Fantasia 2000 Parent Guide
Parent Movie Review
Okay… I admit it. While I complain week after week about sex and violence in movies, I found the original Fantasia to be the perfect opening to a long nap. Even Mickey didn’t work for me. After all, he shouldn’t have played with the Sorcerer’s spells in the first place. Serves him right. (This segment from the 1940’s production is included in this new compilation.)
Inviting my ten-year-old daughter along, we approached Fantasia 2000 with a large bag of candy, figuring the sugar might help improve my attention. A few moments later dancing triangles are populating the screen, attempting to form butterflies while fluttering to Beethoven’s Symphony No. 5. More candy please.
But my tranquilized state vanished after the butterflies exited and I became immersed in images of flying whales taking to the sky like fish to water. Next, an intriguing depression era treatment of New York City animated in the style of Al Hirschfeld (an illustrator whose work says “New York” all on its own) would become my favorite portion of the movie. Set to the city’s most famous piece of music (sorry Sinatra fans), George Gershwin ‘s “Rhapsody in Blue,” the piece illustrates the interdependencies of city dwellers.
Other enchanting moments include a yo-yo touting dancing flamingo and Donald Duck acting as Noah’s assistant, making this Fantasia come alive with new stunning animation techniques and more story-based ideas. It was also a pleasure to hear something besides gunshots and explosions from the Cineplex’s massive sound system.
Very mild throughout, parents’ only concerns may arise in two segments.
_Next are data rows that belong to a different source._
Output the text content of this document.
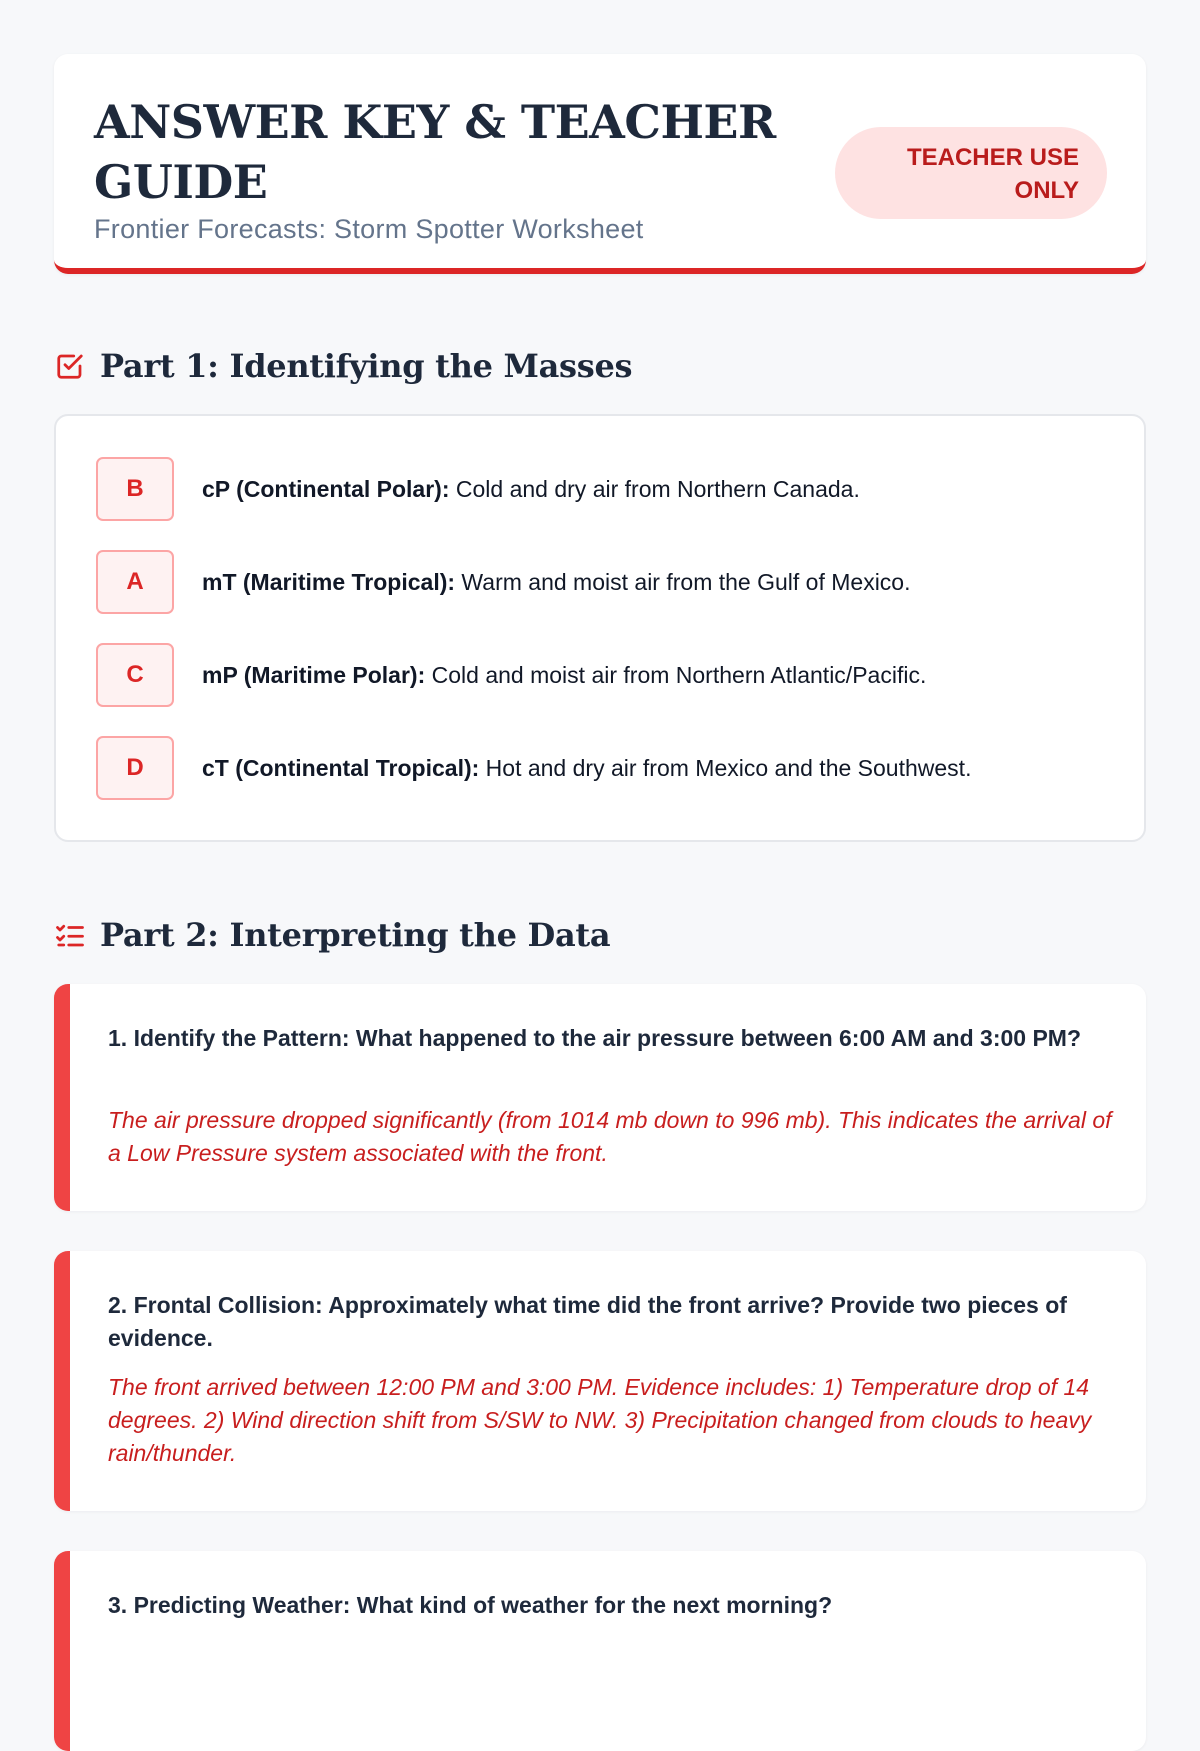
ANSWER KEY & TEACHER GUIDE
Frontier Forecasts: Storm Spotter Worksheet
TEACHER USE ONLY
Part 1: Identifying the Masses
B	cP (Continental Polar): Cold and dry air from Northern Canada.
A	mT (Maritime Tropical): Warm and moist air from the Gulf of Mexico.
C	mP (Maritime Polar): Cold and moist air from Northern Atlantic/Pacific.
D	cT (Continental Tropical): Hot and dry air from Mexico and the Southwest.
Part 2: Interpreting the Data

1. Identify the Pattern: What happened to the air pressure between 6:00 AM and 3:00 PM?

The air pressure dropped significantly (from 1014 mb down to 996 mb). This indicates the arrival of a Low Pressure system associated with the front.

2. Frontal Collision: Approximately what time did the front arrive? Provide two pieces of evidence.

The front arrived between 12:00 PM and 3:00 PM. Evidence includes: 1) Temperature drop of 14 degrees. 2) Wind direction shift from S/SW to NW. 3) Precipitation changed from clouds to heavy rain/thunder.

3. Predicting Weather: What kind of weather for the next morning?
In a rendition of Hans Christians Anderson’s “The Steadfast Tin Soldier,” a ballerina is held hostage by a large, sinister jack-in-the-box. Young viewers may be frightened when the one-legged tin soldier’s attempts to save her resulting in the jack-in-the-box’s fiery demise. A more troubling moment occurs during one of the celebrity intros seen before each segment, when shock magicians Penn & Teller cut off a hand. The disturbing trick is totally out of place in a film like this.
Otherwise Fastasia 2000 left me wide-awake and asking for more—and we even had some candy left over.Starring Steve Martin, Quincy Jones, Itzhak Perlman. Running time: 75 minutes. Theatrical release December 31, 1999. Updated November 8, 2010
Fantasia 2000 Parents' Guide
Although there is no dialogue during the animated portions of this film, how does the music contribute to telling the story?
This movie may be a great way to introduce a variety of classical musical styles to your family.
The most recent home video release of Fantasia 2000 movie is November 14, 2000. Here are some details…
Disney’s Fantasia 2000 releases on DVD on November 14, 2000. Bonus extras include:
- A digital-to-digital transfer
- A commentary by Roy E. Disney (executive producer), maestro James Levine and Don Ernst (producer)
- A commentary by the directors and art directors for each film segment
- Featurette: The Making of ‘Fantasia 2000’
- Disney’s 1953 Academy Award-winning animated short: Toot, Whistle, Plunk and Boom
- Animated short: Melody
- A commemorative booklet, highlighting the art, music and filmmaking technology brought together for the film
- A showcase sampler, offering highlights from each segment of the film
- The original theatrical trailer
Related home video titles:
Fantasia 2000 is being packaged for release on blu-ray with its sequel, Fantasia.